In total, 138 sedentary, overweight, middle-aged participants (n = 93 women, n = 45 men) received either 2.5 g/d of omega-3, 1.25 g/d of omega-3, or a placebo for 4 months. Before and after the trial, participants underwent the Trier Social Stress Test. Saliva and blood samples were collected once before and repeatedly after the stressor to measure salivary cortisol, telomerase in peripheral blood lymphocytes, and serum anti-inflammatory (interleukin-10; IL-10) and pro-inflammatory (interleukin-6; IL-6, interleukin-12, tumor necrosis factor-alpha) cytokines.
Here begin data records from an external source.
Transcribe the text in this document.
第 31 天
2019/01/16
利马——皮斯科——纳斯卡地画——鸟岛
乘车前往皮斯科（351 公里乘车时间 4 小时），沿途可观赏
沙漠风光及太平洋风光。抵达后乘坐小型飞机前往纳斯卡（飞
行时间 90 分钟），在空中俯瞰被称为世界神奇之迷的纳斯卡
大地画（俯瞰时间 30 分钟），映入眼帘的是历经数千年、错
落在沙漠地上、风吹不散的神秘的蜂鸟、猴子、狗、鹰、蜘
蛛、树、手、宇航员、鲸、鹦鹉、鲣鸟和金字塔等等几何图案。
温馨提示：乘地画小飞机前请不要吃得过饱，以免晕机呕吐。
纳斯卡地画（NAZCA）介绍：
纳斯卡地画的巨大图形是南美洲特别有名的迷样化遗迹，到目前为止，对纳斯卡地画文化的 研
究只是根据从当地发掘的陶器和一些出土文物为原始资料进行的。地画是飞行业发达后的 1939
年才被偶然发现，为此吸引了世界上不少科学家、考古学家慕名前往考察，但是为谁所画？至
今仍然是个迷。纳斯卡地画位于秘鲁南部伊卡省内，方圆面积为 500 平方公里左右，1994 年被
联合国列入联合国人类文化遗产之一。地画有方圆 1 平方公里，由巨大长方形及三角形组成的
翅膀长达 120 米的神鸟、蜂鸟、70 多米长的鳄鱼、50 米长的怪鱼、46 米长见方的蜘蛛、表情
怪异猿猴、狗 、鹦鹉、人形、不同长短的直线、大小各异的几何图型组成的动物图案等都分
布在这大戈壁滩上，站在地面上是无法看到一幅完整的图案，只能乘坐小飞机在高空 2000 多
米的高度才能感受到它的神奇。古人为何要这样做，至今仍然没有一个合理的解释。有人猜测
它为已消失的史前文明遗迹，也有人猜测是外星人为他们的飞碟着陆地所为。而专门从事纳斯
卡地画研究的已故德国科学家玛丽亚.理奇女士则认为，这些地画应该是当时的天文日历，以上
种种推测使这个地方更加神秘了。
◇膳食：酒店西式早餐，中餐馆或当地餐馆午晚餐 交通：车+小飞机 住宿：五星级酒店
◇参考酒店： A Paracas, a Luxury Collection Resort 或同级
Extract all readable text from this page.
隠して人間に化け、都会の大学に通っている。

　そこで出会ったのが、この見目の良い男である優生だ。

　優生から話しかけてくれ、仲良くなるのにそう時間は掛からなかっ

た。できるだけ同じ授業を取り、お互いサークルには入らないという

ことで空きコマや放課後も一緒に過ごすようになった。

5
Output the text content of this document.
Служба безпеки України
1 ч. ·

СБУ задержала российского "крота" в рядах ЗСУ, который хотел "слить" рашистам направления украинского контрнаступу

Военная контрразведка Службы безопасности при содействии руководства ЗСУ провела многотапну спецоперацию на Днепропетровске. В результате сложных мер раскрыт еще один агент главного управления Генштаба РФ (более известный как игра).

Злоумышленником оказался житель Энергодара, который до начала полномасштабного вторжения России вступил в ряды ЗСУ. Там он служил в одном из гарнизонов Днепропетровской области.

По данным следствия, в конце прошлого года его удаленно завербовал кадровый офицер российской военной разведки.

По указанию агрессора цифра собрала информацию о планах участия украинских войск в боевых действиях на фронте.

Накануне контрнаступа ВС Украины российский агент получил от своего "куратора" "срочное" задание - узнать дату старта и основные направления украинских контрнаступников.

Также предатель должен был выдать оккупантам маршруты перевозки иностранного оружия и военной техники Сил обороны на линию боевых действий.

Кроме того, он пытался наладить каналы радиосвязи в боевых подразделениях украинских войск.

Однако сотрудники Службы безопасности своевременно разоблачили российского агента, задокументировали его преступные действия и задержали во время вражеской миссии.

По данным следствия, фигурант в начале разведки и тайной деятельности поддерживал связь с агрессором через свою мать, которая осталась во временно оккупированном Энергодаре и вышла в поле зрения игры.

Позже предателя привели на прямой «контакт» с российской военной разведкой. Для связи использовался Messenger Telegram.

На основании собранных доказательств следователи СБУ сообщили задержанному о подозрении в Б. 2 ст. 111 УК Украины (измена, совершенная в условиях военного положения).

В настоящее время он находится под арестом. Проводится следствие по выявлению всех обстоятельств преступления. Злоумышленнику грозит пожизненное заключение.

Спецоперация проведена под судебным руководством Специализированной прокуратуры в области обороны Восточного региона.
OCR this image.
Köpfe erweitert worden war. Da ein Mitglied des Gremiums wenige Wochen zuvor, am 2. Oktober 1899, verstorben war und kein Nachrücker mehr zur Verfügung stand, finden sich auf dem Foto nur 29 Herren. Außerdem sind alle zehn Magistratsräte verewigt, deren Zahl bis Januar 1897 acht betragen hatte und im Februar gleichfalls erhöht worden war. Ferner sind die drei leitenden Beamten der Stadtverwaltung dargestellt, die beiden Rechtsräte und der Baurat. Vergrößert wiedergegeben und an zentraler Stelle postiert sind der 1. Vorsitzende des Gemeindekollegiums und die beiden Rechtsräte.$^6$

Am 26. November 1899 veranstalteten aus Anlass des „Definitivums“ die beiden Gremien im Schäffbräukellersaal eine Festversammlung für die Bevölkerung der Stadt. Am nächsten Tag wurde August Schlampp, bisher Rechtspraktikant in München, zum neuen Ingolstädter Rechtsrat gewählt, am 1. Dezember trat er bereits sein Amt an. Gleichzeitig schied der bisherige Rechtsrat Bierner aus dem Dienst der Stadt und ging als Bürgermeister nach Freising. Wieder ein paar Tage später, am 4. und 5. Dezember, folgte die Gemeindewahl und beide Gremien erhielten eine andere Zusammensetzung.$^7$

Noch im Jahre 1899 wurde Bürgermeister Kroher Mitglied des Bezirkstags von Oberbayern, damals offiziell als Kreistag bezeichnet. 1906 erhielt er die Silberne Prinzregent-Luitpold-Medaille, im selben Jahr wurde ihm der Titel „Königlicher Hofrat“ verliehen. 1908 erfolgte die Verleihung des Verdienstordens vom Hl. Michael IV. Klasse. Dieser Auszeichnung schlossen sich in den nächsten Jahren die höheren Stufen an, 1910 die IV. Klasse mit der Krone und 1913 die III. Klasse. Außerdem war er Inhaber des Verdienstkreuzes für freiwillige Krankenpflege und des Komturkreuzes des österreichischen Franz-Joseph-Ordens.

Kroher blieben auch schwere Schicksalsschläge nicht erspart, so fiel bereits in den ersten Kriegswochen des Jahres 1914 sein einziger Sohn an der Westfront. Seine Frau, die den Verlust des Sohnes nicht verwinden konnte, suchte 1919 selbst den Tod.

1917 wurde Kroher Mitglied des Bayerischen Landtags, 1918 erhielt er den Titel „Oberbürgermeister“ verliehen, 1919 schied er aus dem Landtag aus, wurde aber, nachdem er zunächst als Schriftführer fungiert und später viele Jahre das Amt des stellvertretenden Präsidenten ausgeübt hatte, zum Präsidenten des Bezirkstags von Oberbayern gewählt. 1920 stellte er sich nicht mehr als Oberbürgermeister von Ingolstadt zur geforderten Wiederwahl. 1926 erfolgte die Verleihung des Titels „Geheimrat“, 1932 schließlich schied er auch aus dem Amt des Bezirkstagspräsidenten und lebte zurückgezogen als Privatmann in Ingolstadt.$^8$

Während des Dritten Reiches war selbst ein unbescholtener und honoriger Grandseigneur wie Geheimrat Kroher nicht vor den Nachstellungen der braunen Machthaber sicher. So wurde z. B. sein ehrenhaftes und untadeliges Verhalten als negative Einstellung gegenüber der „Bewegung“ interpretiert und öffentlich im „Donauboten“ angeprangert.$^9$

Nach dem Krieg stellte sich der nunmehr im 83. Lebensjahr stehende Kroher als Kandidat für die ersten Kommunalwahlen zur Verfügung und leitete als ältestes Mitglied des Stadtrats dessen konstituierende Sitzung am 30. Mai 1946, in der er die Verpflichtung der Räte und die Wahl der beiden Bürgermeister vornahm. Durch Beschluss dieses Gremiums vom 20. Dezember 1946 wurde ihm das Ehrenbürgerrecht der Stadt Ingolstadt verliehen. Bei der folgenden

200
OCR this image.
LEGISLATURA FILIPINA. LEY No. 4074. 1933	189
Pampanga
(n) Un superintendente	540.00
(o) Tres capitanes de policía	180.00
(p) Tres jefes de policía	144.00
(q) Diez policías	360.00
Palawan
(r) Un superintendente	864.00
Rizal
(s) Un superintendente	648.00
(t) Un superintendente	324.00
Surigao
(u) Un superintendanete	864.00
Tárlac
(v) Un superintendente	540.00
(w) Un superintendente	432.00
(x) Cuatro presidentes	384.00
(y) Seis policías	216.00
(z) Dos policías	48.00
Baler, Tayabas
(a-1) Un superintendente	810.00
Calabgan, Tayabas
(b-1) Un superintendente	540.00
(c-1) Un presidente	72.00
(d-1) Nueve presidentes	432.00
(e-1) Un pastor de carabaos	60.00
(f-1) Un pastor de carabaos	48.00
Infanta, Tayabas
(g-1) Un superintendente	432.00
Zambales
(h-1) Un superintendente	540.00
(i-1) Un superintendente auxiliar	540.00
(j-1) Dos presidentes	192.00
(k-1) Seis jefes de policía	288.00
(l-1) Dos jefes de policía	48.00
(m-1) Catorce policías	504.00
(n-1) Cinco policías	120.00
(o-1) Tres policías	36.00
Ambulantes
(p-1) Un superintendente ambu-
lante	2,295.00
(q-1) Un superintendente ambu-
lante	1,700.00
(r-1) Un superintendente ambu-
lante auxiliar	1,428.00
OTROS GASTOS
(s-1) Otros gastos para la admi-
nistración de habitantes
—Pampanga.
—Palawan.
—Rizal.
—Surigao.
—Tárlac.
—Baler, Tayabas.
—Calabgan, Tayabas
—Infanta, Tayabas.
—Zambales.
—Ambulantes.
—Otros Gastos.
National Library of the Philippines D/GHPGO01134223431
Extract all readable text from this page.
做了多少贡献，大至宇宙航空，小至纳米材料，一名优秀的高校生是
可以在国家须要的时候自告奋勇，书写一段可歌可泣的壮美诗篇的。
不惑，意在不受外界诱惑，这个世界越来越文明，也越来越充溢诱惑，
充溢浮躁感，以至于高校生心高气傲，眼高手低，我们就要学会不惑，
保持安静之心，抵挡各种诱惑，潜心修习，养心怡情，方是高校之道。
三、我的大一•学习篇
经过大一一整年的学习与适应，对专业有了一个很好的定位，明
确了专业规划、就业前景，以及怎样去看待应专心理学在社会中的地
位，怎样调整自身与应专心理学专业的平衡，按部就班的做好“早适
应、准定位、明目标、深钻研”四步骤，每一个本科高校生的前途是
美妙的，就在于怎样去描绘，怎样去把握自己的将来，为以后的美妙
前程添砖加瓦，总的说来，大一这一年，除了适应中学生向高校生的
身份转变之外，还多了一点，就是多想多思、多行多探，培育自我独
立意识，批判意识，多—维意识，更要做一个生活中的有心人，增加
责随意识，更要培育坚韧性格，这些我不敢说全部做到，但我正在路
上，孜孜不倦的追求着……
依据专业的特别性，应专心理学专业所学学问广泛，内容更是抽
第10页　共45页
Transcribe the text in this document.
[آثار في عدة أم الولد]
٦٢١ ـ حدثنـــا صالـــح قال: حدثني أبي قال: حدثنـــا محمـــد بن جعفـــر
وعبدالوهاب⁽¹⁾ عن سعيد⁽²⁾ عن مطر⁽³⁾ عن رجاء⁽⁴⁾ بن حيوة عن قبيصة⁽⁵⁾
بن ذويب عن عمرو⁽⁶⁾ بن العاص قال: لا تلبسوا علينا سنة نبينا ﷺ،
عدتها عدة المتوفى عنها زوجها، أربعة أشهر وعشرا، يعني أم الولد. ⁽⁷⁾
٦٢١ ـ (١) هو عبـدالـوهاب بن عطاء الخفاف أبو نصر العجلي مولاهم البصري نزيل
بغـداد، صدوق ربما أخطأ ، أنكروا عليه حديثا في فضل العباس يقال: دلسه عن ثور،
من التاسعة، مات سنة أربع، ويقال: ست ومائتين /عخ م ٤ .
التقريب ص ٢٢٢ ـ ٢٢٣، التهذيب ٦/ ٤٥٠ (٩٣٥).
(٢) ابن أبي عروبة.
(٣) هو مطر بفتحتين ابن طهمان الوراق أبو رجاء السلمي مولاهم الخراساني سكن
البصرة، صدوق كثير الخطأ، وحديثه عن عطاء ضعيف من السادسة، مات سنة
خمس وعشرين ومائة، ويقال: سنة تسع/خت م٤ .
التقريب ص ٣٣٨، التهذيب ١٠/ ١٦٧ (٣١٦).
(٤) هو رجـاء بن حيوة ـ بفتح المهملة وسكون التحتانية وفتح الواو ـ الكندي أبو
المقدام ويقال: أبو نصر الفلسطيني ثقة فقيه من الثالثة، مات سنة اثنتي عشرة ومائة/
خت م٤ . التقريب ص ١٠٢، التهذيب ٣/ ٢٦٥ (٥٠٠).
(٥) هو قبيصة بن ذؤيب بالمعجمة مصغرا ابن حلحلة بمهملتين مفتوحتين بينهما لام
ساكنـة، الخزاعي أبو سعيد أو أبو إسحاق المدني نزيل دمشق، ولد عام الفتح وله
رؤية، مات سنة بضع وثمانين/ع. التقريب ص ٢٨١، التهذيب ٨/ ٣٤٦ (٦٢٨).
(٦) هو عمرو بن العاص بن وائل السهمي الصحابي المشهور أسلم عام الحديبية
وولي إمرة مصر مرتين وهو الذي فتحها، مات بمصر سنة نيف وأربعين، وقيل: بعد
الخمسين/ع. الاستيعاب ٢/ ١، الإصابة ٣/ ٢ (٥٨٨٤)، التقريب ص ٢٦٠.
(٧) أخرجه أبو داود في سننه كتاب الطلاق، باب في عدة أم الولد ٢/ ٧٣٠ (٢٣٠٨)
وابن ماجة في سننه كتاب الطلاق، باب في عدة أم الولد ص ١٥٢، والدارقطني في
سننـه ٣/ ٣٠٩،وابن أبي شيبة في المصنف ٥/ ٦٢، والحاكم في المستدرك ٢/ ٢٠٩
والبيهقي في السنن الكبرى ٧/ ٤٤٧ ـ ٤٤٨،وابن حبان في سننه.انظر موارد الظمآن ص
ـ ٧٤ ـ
Adjusting for pre-supplementation reactivity, age, sagittal abdominal diameter, and sex, omega-3 supplementation altered telomerase (p = 0.05) and IL-10 (p = 0.05) stress reactivity; both supplementation groups were protected from the placebo group’s 24% and 26% post-stress declines in the geometric means of telomerase and IL-10, respectively. Omega-3 also reduced overall cortisol (p = 0.03) and IL-6 (p = 0.03) throughout the stressor; the 2.5 g/d group had 19% and 33% lower overall cortisol levels and IL-6 geometric mean levels, respectively, compared to the placebo group.
By lowering overall inflammation and cortisol levels during stress and boosting repair mechanisms during recovery, omega-3 may slow accelerated aging and reduce depression risk.